Now say that there are only 1000 records in the database. Following reqeust is made:
/app/catalog/data?startIndex=1100&results=25
What status code should I return if the paginated result from the database remains empty though the request was fine?! I can't decide whether this is 204 or 404.
The produced media types are JSON and CSV.
I would say 204 is most appropriate. The request was successful, just with no results.
10.2.5 204 No Content
The server has fulfilled the request but does not need to return an entity-body, and might want to return updated metainformation.
Sounds exactly like the case.
I can't decide whether this is 204 or 404.
Neither. Just return 200 with an empty result (empty XML document or JSON array, whatever you use). Typically I use REST services with paginated views so along with results page I return total number of records. This will help clients to realize the mistake. But technically it is nothing wrong.
Use 204 for DELETE operations (there's really no content to return) and for PUT.
BTW (bold mine):
if no parameters are given, all data from DB will be dumped
Believe, you don't want to do this...
What format do you normally return your results in? I'd be inclined to make this 204 or even 200 returning an empty list.
HTTP 204 in pagination response is not factible because of the payload. When paginating you should return pagination information like, items returned, total items, offset, etc. which makes no sense with HTTP 204.
HTTP 204 is useful on resource updates (ie PUT) when you want to explicitly say that the resource does not need to be fetched again (GET). For example, resources that have calculated fields and require a refresh of the view after every update, fetching those calculated fields from the server. Therefore, the 204 status code has specific use cases and must be designed and documented.
I would use one of:
HTTP 200 with count=0 and no items in the returned list.
HTTP 400 because invoker asked for an url that is invalid
HTTP 404 because items to return are not found
Choose the one that best suits the way your API works.
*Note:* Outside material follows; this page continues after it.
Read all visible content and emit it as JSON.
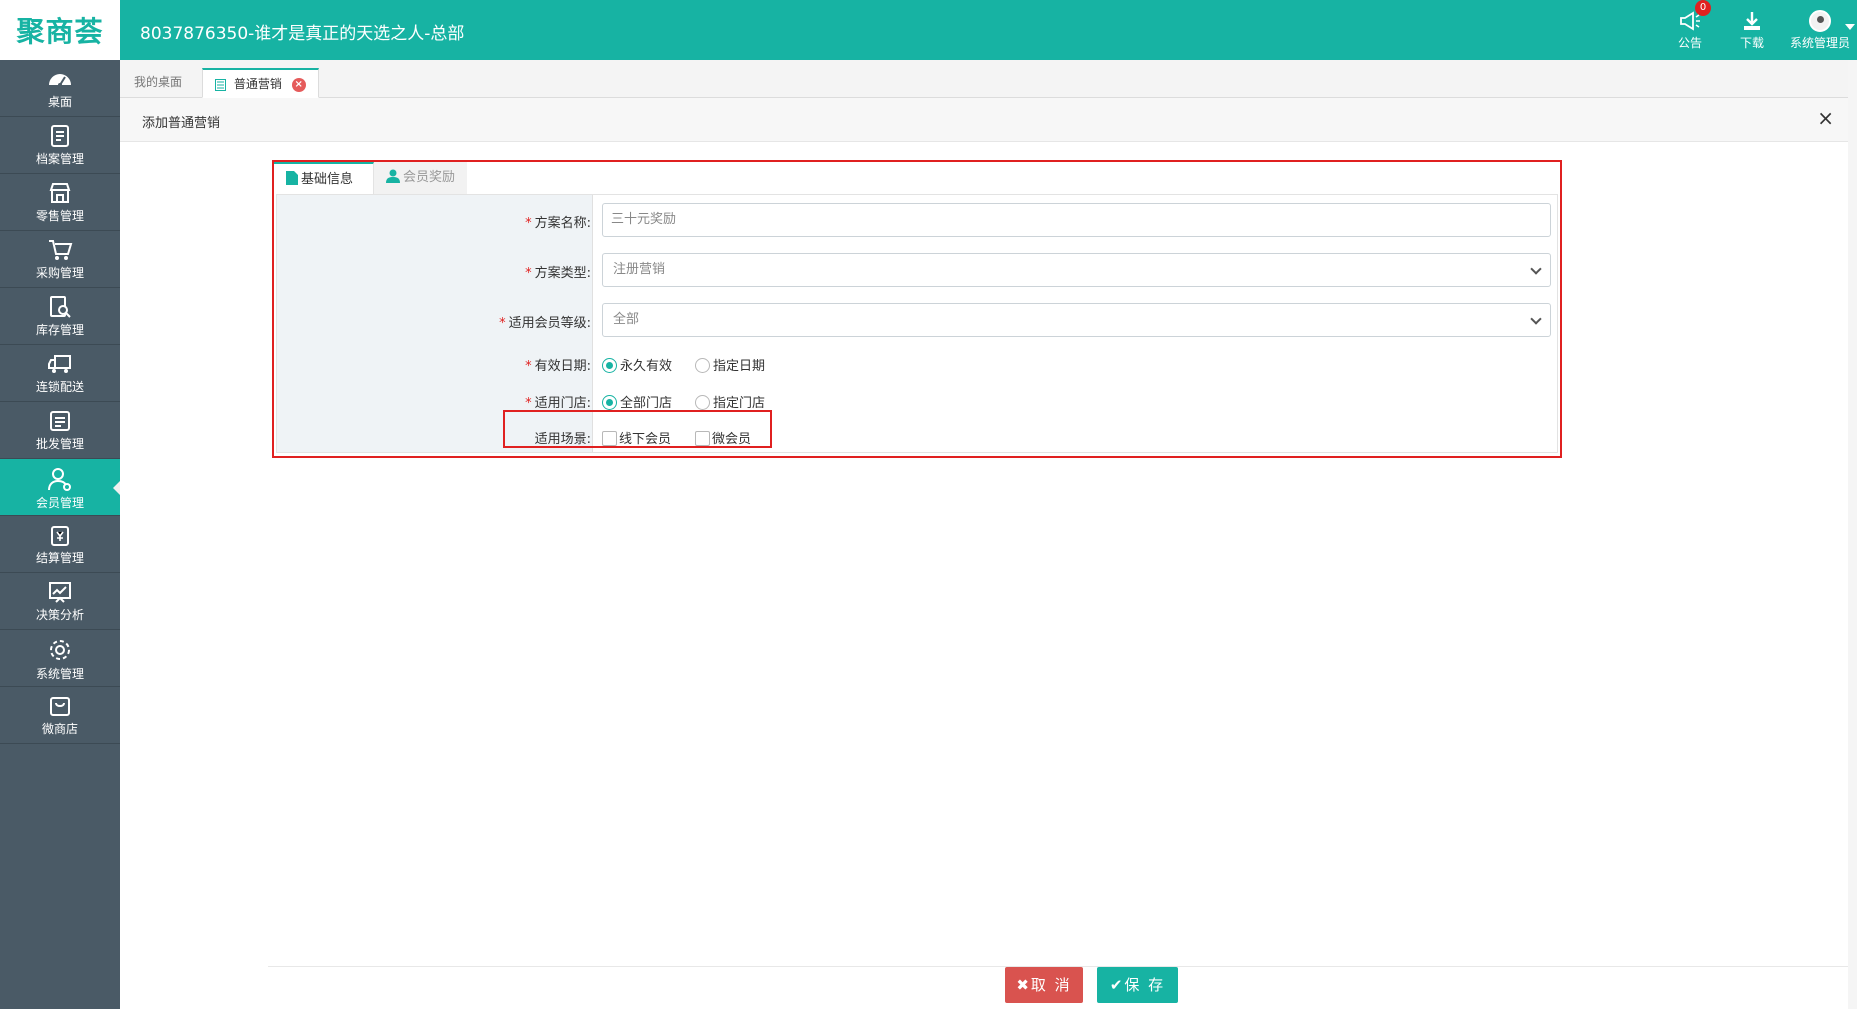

I think it's safe to return an error (4xx + error info) in this situation because the offset can be exceeded by one of these assumptions:
A coding error
Invoker is not fetching data from begining (no fresh state)
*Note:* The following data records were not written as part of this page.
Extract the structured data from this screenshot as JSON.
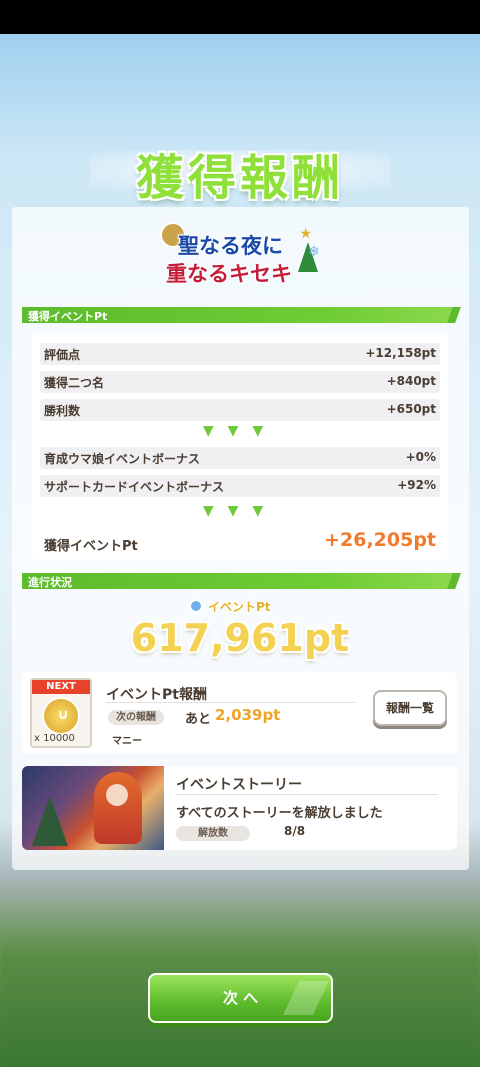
{
  "header": {
    "title": "獲得報酬"
  },
  "event": {
    "logo_line1": "聖なる夜に",
    "logo_line2": "重なるキセキ"
  },
  "section_points": {
    "label": "獲得イベントPt",
    "base_rows": [
      {
        "label": "評価点",
        "value": "+12,158pt"
      },
      {
        "label": "獲得二つ名",
        "value": "+840pt"
      },
      {
        "label": "勝利数",
        "value": "+650pt"
      }
    ],
    "bonus_rows": [
      {
        "label": "育成ウマ娘イベントボーナス",
        "value": "+0%"
      },
      {
        "label": "サポートカードイベントボーナス",
        "value": "+92%"
      }
    ],
    "arrows": "▼▼▼",
    "total_label": "獲得イベントPt",
    "total_value": "+26,205pt"
  },
  "section_progress": {
    "label": "進行状況",
    "pt_label": "イベントPt",
    "pt_total": "617,961pt"
  },
  "reward": {
    "next_tag": "NEXT",
    "quantity": "x 10000",
    "title": "イベントPt報酬",
    "next_reward_label": "次の報酬",
    "remaining_prefix": "あと",
    "remaining_value": "2,039pt",
    "reward_name": "マニー",
    "list_button": "報酬一覧"
  },
  "story": {
    "title": "イベントストーリー",
    "message": "すべてのストーリーを解放しました",
    "count_label": "解放数",
    "count_value": "8/8"
  },
  "footer": {
    "next_button": "次 へ"
  },
  "colors": {
    "accent_green": "#6fcc35",
    "points_orange": "#f07b2d",
    "gold": "#f0a426"
  }
}
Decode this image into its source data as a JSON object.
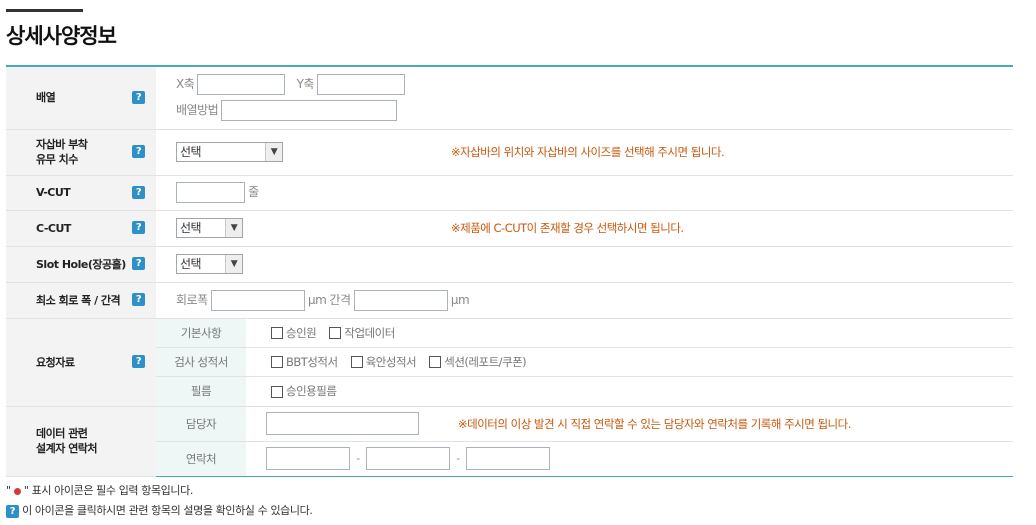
{
  "page": {
    "title": "상세사양정보"
  },
  "help_symbol": "?",
  "array": {
    "label": "배열",
    "x_label": "X축",
    "y_label": "Y축",
    "method_label": "배열방법"
  },
  "bar": {
    "label_line1": "자삽바 부착",
    "label_line2": "유무 치수",
    "select_value": "선택",
    "note": "※자삽바의 위치와 자삽바의 사이즈를 선택해 주시면 됩니다."
  },
  "vcut": {
    "label": "V-CUT",
    "unit": "줄"
  },
  "ccut": {
    "label": "C-CUT",
    "select_value": "선택",
    "note": "※제품에 C-CUT이 존재할 경우 선택하시면 됩니다."
  },
  "slot": {
    "label": "Slot Hole(장공홀)",
    "select_value": "선택"
  },
  "circuit": {
    "label": "최소 회로 폭 / 간격",
    "width_label": "회로폭",
    "unit1": "μm",
    "gap_label": "간격",
    "unit2": "μm"
  },
  "request": {
    "label": "요청자료",
    "basic_label": "기본사항",
    "basic_options": [
      "승인원",
      "작업데이터"
    ],
    "report_label": "검사 성적서",
    "report_options": [
      "BBT성적서",
      "육안성적서",
      "섹션(레포트/쿠폰)"
    ],
    "film_label": "필름",
    "film_options": [
      "승인용필름"
    ]
  },
  "designer": {
    "label_line1": "데이터 관련",
    "label_line2": "설계자 연락처",
    "manager_label": "담당자",
    "note": "※데이터의 이상 발견 시 직접 연락할 수 있는 담당자와 연락처를 기록해 주시면 됩니다.",
    "contact_label": "연락처",
    "dash": "-"
  },
  "footer": {
    "line1_prefix": "\"",
    "line1_suffix": "\" 표시 아이콘은 필수 입력 항목입니다.",
    "line2": "이 아이콘을 클릭하시면 관련 항목의 설명을 확인하실 수 있습니다."
  }
}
Invoker ignored pagination data (present on each response)
You are not using total field in the response (which is optional because there are some situations where you can not count all items or simply it's very expensive counting them). In this case, if your last page has the same number of items (count) as the number of items asked for in the request (limit), there is no way to know that this is the last page, so you try another one. In that last request you will get a count=0 in the response and you can stop asking for pages. This case makes it fair to return a 200 code also because the programmer did exactly what you asked for in the API documentation.